Koe’s declaration is one of two filed as part of a June lawsuit that aims to halt such investigations for families who are members of the national nonprofit LGBT group PFLAG. The families that made the new declarations are not being added to the lawsuit as plaintiffs, said a lawyer from Lambda Legal, one of the groups who filed the lawsuit.
A Travis County judge issued an injunction prohibiting DFPS from continuing child abuse investigations into two families as part of the suit, but delayed a decision on whether an injuction could be implemented to cover investigations into all PFLAG member families. Wednesday’s declarations were filed to update the court on the need for the broader injunction.
DFPS, the office of the governor and the office of the attorney general did not immediately respond to requests for comment on the new declarations.
The investigations have drawn significant criticism from both people outside and inside DFPS. A group of the department’s staffers filed a brief in August that said the policy could put the child protection agency over the brink of collapse.
Two weeks before the brief was filed, The Dallas Morning News wrote that internal documents revealed that rollout of the investigations was marked by secrecy and confusion.
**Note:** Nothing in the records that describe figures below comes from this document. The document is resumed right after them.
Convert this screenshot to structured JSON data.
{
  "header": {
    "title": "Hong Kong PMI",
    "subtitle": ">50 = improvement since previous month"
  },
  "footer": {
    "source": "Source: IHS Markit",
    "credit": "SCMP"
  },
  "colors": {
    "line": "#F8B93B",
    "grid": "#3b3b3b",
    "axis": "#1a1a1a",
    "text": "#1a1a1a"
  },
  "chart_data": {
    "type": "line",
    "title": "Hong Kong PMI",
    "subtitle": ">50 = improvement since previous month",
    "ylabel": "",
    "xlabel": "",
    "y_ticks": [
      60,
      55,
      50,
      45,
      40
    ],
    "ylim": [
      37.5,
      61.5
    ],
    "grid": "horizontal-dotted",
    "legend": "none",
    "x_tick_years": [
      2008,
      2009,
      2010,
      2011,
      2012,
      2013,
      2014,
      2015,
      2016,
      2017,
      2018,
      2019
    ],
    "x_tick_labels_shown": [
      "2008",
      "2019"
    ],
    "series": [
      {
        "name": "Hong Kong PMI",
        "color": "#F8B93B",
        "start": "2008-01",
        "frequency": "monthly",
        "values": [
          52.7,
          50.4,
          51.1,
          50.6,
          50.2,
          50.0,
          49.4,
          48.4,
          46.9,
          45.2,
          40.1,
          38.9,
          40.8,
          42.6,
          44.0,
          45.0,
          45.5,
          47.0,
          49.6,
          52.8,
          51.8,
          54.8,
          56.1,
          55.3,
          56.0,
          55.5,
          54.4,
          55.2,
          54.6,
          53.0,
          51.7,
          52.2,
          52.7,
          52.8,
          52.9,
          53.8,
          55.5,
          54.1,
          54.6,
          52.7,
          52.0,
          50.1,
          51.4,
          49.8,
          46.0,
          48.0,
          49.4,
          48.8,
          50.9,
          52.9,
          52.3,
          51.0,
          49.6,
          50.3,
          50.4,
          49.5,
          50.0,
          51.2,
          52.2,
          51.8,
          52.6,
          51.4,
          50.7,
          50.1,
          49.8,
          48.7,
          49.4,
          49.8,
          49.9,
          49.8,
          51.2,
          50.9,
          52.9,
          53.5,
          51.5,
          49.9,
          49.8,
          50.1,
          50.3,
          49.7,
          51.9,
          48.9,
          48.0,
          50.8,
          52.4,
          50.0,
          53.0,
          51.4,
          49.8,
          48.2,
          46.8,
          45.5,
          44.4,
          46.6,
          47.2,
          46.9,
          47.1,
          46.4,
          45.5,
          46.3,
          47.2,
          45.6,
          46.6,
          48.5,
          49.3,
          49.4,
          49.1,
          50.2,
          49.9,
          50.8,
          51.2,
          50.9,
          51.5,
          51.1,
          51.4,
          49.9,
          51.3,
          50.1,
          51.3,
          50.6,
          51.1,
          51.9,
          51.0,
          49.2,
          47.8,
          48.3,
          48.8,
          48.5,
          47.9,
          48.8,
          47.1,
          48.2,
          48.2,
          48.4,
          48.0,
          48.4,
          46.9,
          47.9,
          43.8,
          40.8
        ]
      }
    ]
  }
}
Already this year, more than 2,000 employees have left the agency.
Both the state and the nation’s largest medical groups support the use of age-appropriate and individualized gender-affirming care, including puberty blockers and hormone therapy. The medications are used to treat gender dysphoria, or the feeling of discomfort or distress that can occur for people who identify as a gender different from the gender or sex assigned at birth.
Medical treatments represent just one of many treatment options recommended by the World Professional Organization for Transgender Health, which sets the standards of care for adolescent patients experiencing gender dysphoria. Puberty blockers and hormone therapies are only used after an adolescent has started puberty.